A Night In The Lonesome October, by Roger Zelazny (Avon Books, 1993)

It’s October, sometime in the late 1800s, and the fate of the world is at stake. Come the end of the month, a Ritual will be held, one that will determine once again whether the Great Old Ones break through into our reality. Who will stand there and champion civilization? Who will fight for life and love and liberty? Who will stand as a Closer when the Game comes to its conclusion?

Will it be the mysterious man known as Jack, who walks the foggy streets of London with his trusty knife, and his dog, Snuff?

Will it be the vampiric Count, who sleeps by day, and stalks the nighttime?

Will it be the Great Detective and his assistant? Or the mad monk, Rastov? Perhaps it’s the Good Doctor, who’s trying to build life out of dead parts. Maybe the savior of humanity is Larry Talbot, a werewolf.

What if it’s really the Vicar Roberts, whose crusade against the rest of the players threatens them all? Or Crazy Jill? Or even the druid, Owen?

In the Game, nothing is for certain, and no one is as they appear to be. There are Openers, those who would open the way for the Great Old Ones, and the Closers, who would sacrifice themselves that the world might continue. And on October 31st, all bets are off.

This is the world of Roger Zelazny’s A Night In The Lonesome October.

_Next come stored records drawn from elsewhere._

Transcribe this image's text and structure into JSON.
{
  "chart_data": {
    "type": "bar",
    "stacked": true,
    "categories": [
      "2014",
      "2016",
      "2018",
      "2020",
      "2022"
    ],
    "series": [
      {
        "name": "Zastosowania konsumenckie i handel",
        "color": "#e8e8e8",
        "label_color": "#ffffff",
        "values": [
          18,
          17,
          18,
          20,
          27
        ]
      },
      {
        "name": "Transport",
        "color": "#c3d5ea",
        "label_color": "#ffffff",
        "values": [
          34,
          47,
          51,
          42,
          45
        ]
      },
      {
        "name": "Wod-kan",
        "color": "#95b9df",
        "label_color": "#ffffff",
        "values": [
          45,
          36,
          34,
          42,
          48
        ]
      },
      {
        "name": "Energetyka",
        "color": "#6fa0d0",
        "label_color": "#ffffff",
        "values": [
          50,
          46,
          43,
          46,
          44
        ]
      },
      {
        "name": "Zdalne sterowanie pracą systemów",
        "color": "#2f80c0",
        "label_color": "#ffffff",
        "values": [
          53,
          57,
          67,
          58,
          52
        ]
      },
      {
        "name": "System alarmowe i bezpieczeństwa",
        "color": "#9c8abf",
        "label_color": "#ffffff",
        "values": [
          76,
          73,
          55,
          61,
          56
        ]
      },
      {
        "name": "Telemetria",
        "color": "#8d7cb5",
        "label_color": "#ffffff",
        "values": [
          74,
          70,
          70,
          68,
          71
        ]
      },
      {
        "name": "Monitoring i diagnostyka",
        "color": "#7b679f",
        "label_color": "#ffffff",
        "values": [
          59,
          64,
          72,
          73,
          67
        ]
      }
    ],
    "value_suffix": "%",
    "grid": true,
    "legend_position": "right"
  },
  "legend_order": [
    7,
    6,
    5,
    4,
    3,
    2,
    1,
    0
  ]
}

A world of foggy danger, mystery, and Byzantine maneuverings. A world where Jack the Ripper is, believe it or not, the good guy, where his dog is the narrator, and where absolutely anything can happen.

Thirty-one days. Thirty-one chapters. Some of the players, will live, some will die, some will quit the Game. Every time you think you have one puzzled out, they’ll go and surprise you. It’s hard finding sympathy for Jack the Ripper. But somehow, Zelazny does it. He weaves a tale so unpredictable and tangled that you’ll be kept guessing right up until the very end, and even then, you may have to go back and reread some parts to figure out where your assumptions went off.

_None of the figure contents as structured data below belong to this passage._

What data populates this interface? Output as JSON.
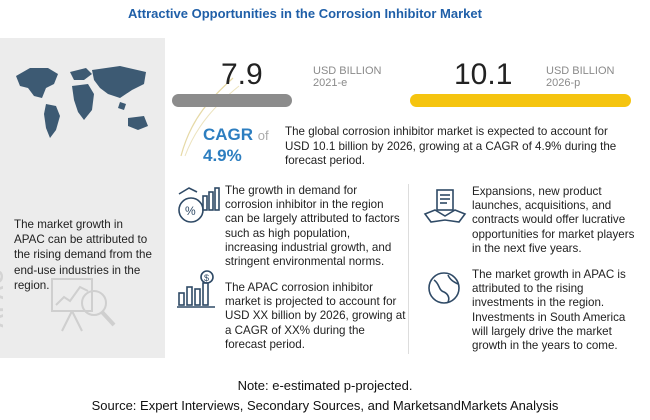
{
  "title": "Attractive Opportunities in the Corrosion Inhibitor Market",
  "left_panel": {
    "apac_text": "The market growth in APAC can be attributed to the rising demand from the end-use industries in the region.",
    "vertical_label": "APAC"
  },
  "metrics": {
    "value_2021": "7.9",
    "label_2021_unit": "USD BILLION",
    "label_2021_year": "2021-e",
    "value_2026": "10.1",
    "label_2026_unit": "USD BILLION",
    "label_2026_year": "2026-p"
  },
  "cagr": {
    "label": "CAGR",
    "of": "of",
    "value": "4.9%",
    "text": "The global corrosion inhibitor market is expected to account for USD 10.1 billion  by 2026, growing at a CAGR of 4.9% during the forecast period."
  },
  "cards": {
    "growth": "The growth in demand for corrosion inhibitor in the region can be largely attributed to factors such as high population, increasing industrial growth, and stringent environmental norms.",
    "apac_projection": "The APAC corrosion inhibitor market is projected to account for USD XX billion by 2026, growing at a CAGR of XX% during the forecast period.",
    "expansions": "Expansions, new product launches, acquisitions, and contracts would offer lucrative opportunities for market players in the next five years.",
    "investments": "The market growth in APAC is attributed to the rising investments in the region. Investments in South America will largely drive the market growth in the years to come."
  },
  "footer": {
    "note": "Note: e-estimated p-projected.",
    "source": "Source: Expert Interviews, Secondary Sources, and MarketsandMarkets Analysis"
  },
  "colors": {
    "title_blue": "#1f5fa8",
    "cagr_blue": "#2d7ec0",
    "yellow": "#f5c40f",
    "gray_pill": "#8c8c8c"
  }
}
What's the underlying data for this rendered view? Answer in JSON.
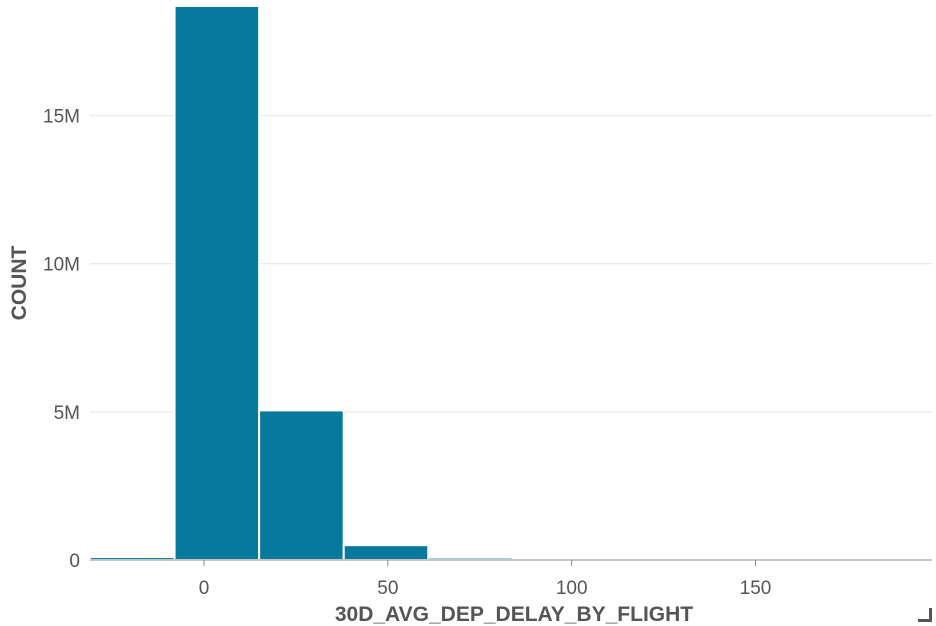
{
  "chart_data": {
    "type": "bar",
    "title": "",
    "xlabel": "30D_AVG_DEP_DELAY_BY_FLIGHT",
    "ylabel": "COUNT",
    "color": "#07799c",
    "grid": true,
    "xlim": [
      -31,
      198
    ],
    "ylim": [
      0,
      18.7
    ],
    "x_ticks": [
      0,
      50,
      100,
      150
    ],
    "x_tick_labels": [
      "0",
      "50",
      "100",
      "150"
    ],
    "y_ticks": [
      0,
      5,
      10,
      15
    ],
    "y_tick_labels": [
      "0",
      "5M",
      "10M",
      "15M"
    ],
    "y_unit": "millions",
    "bins": [
      {
        "x0": -31,
        "x1": -8,
        "count": 0.1
      },
      {
        "x0": -8,
        "x1": 15,
        "count": 18.7
      },
      {
        "x0": 15,
        "x1": 38,
        "count": 5.05
      },
      {
        "x0": 38,
        "x1": 61,
        "count": 0.5
      },
      {
        "x0": 61,
        "x1": 84,
        "count": 0.08
      },
      {
        "x0": 84,
        "x1": 107,
        "count": 0.03
      },
      {
        "x0": 107,
        "x1": 130,
        "count": 0.01
      },
      {
        "x0": 130,
        "x1": 153,
        "count": 0.005
      },
      {
        "x0": 153,
        "x1": 176,
        "count": 0.003
      },
      {
        "x0": 176,
        "x1": 198,
        "count": 0.002
      }
    ]
  }
}
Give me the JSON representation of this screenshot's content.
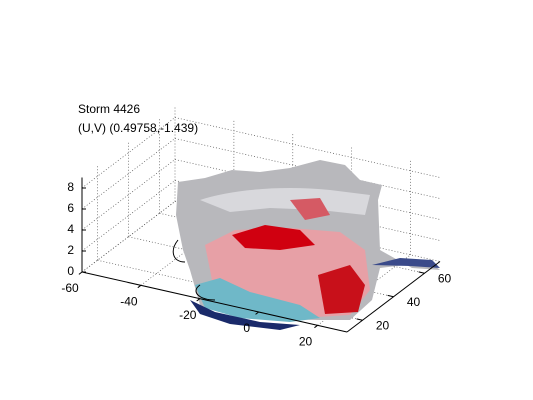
{
  "chart_data": {
    "type": "surface3d",
    "title": "Storm 4426",
    "subtitle": "(U,V) (0.49758,-1.439)",
    "xlim": [
      -60,
      30
    ],
    "xticks": [
      -60,
      -40,
      -20,
      0,
      20
    ],
    "ylim": [
      10,
      70
    ],
    "yticks": [
      20,
      40,
      60
    ],
    "zlim": [
      0,
      9
    ],
    "zticks": [
      0,
      2,
      4,
      6,
      8
    ],
    "grid": true
  }
}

I’ll be honest. I love this book. There’s just something downright -fun- about it. It’s a joyful, shameless look at all of the Gothic characters of the Victorian era and later, disguising them with a thin coat of paint that’ll fool nobody. It’s a romp through the classics, tying them all together with a fairly original plot, told from a singularly unique point of view. I heard that Zelazny actually wrote this one as the result of a dare, to make Jack the Ripper a sympathetic character. And by golly, he does just that. It’s a quick read, but deceptively so. Move too fast, and you may miss a turn, rather like closing your eyes on a roller coaster.

One of the major selling points of this book, though, has to be the macabre, whimsical drawings of Gahan Wilson. His “cartoons,” (for I hesitate to label them as such) are sprinkled liberally throughout the book, adding flavor and imagery to an already compelling tale. And if you don’t know about Gahan Wilson, and you haven’t seen his work, you’re missing out on a unique talent. Words simply cannot accurately describe the bizarre, stylistic, memorable renditions of the absurd that he specializes in. I read the Matthew Looney series, by Jerome Beatty Jr. when I was younger, and the thing that stuck most profoundly in my impressionable young mind was the Gahan Wilson artwork that accompanied those books.

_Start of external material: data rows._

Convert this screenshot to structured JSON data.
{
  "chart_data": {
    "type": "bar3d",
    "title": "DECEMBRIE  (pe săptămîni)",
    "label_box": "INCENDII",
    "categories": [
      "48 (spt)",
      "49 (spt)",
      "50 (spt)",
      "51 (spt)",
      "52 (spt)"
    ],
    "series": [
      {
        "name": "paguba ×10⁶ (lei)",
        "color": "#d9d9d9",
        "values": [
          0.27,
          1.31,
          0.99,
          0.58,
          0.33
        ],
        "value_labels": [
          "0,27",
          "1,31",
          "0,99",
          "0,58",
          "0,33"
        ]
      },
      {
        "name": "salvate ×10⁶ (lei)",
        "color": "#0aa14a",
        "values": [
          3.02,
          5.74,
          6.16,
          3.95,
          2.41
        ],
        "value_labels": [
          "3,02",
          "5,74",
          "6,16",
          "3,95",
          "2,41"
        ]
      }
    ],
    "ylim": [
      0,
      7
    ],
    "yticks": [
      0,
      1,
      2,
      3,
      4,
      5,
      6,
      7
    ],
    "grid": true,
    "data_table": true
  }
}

To give you an idea of the sources drawn upon for this book, Zelazny thanks, in the introduction, Mary Shelley, Edgar Allen Poe, Bram Stoker, Sir Arthur Conan Doyle, H.P. Lovecraft, Ray Bradbury, Robert Bloch, Albert Payson Terhune, and the makers of a lot of old movies. Whew!

I’ll be as blunt as possible. Read this book. It is one of Zelazny’s best books, an interesting intro to his work, and utterly unrelated to his magnum opus, the Amber chronicles. As such, it doesn’t always get the recognition it deserves. Go ahead, try it. See if it has the power to surprise you, too.